I asked in amazement.

"Oh, yeah," he said. "Then he leaves me and gets whacked about five minutes later."

Agitated and restless, he started moving toward his car. "Gonna meet with Poteat, see what all I can find out. And I'll be by in the morning to look in on the post if you've got no objections."

I watched him walk off, shaking snow out of his hair. He was gone by the time I turned the key in the Plymouth's ignition. The wipers pushed back a thin layer of snow, then stopped cold in the middle of the windshield. The engine of my state car made one last sick attempt before it became the second DOA of the night.

The Harper library was a warm, vibrant room of red Persian rugs and antiques crafted from the finest woods. I was fairly certain the sofa was a Chippendale, and I had never touched, much less sat on, a genuine Chippendale anything before. The high ceiling was ornamented in rococo molding, the walls lined with books, most of them leatherbound. Directly across from me was a marble fireplace recently stoked with split logs.

Leaning forward, I stretched my hands toward the flames and resumed studying the oil portrait over the mantel. The subject was a lovely young girl in white seated on a small bench, her hair long and very blond, her hands loosely curled around a silver hairbrush in her lap. She shimmered darkly in the rising heat, her eyes heavy lidded, her moist lips parted, the deeply scooped neckline of her dress exposing a porcelain-white, undeveloped bosom. I was wondering why this peculiar portrait was so prominently displayed when Gary Harper's sister came in and shut the door as quietly as she had opened it.

"I thought this might warm you," she said, handing me a glass of wine.

Setting the tray on the coffee table, she seated herself on the red velvet cushion of a baroque side chair, tucking her feet to one side the way proper ladies are taught to sit by their proper female elders.

"Thank you," I said, and again I apologized.

The battery in my state car was no longer in this world, and jumper cables were not going to bring it back.
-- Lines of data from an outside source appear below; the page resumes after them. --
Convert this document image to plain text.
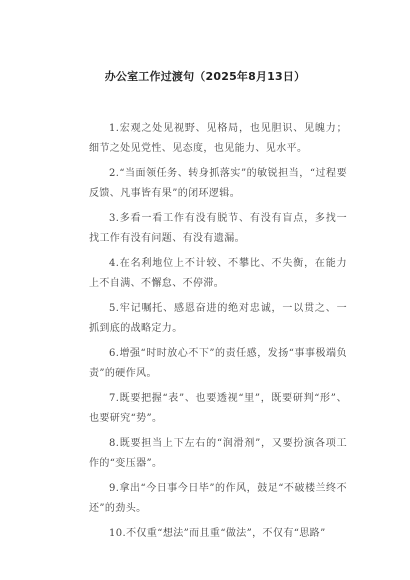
办公室工作过渡句（2025年8月13日）

1.宏观之处见视野、见格局，也见胆识、见魄力；细节之处见党性、见态度，也见能力、见水平。

2.“当面领任务、转身抓落实”的敏锐担当，“过程要反馈、凡事皆有果”的闭环逻辑。

3.多看一看工作有没有脱节、有没有盲点，多找一找工作有没有问题、有没有遗漏。

4.在名利地位上不计较、不攀比、不失衡，在能力上不自满、不懈怠、不停滞。

5.牢记嘱托、感恩奋进的绝对忠诚，一以贯之、一抓到底的战略定力。

6.增强“时时放心不下”的责任感，发扬“事事极端负责”的硬作风。

7.既要把握“表”、也要透视“里”，既要研判“形”、也要研究“势”。

8.既要担当上下左右的“润滑剂”，又要扮演各项工作的“变压器”。

9.拿出“今日事今日毕”的作风，鼓足“不破楼兰终不还”的劲头。

10.不仅重“想法”而且重“做法”，不仅有“思路”
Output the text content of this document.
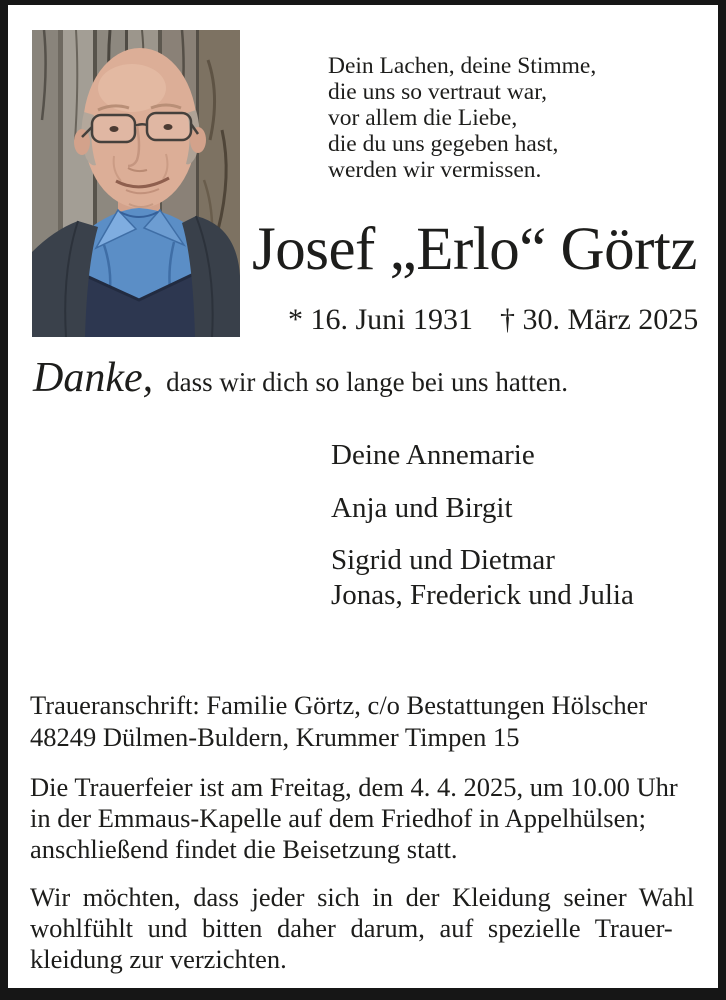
Dein Lachen, deine Stimme,
die uns so vertraut war,
vor allem die Liebe,
die du uns gegeben hast,
werden wir vermissen.
Josef „Erlo“ Görtz
* 16. Juni 1931 † 30. März 2025
Danke, dass wir dich so lange bei uns hatten.
Deine Annemarie
Anja und Birgit
Sigrid und Dietmar
Jonas, Frederick und Julia
Traueranschrift: Familie Görtz, c/o Bestattungen Hölscher
48249 Dülmen-Buldern, Krummer Timpen 15
Die Trauerfeier ist am Freitag, dem 4. 4. 2025, um 10.00 Uhr
in der Emmaus-Kapelle auf dem Friedhof in Appelhülsen;
anschließend findet die Beisetzung statt.
Wir möchten, dass jeder sich in der Kleidung seiner Wahl
wohlfühlt und bitten daher darum, auf spezielle Trauer-
kleidung zur verzichten.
The police had radioed for a wrecker, and had promised to give me a lift back to Richmond as soon as they finished processing the scene. There was no choice. I wasn't going to stand outside in the snow or sit for an hour inside a squad car. So I had knocked on Miss Harper's back door.

She sipped her wine and stared vacantly into the fire. Like the expensive objects surrounding her, she was beautifully crafted, one of the most elegant women I thought I had ever seen. Silver-white hair softly framed her patrician face. Her cheekbones were high, her features refined, her figure lithe but shapely in a beige cowl-necked sweater and corduroy skirt. When I looked at Sterling Harper, the word "spinster" definitely did not enter my mind.

She was silent. Snow coldly kissed the windows and the wind moaned around the eaves. I could not imagine living alone in this house.

"Do you have any other family?" I asked.

"None living," she said.

"I'm sorry, Miss Harper…"

"Really. You must stop saying that, Dr. Scarpetta."

A large cut-emerald ring flashed in the firelight as she lifted her glass again. Her eyes focused on me. I remembered the terror in those eyes when she opened the door while I was examining her brother. She was remarkably steady now.

"Gary knew better," she suddenly commented. "I suppose what surprises me most is the way it happened. I wouldn't have expected someone to be so bold as to wait for him at the house."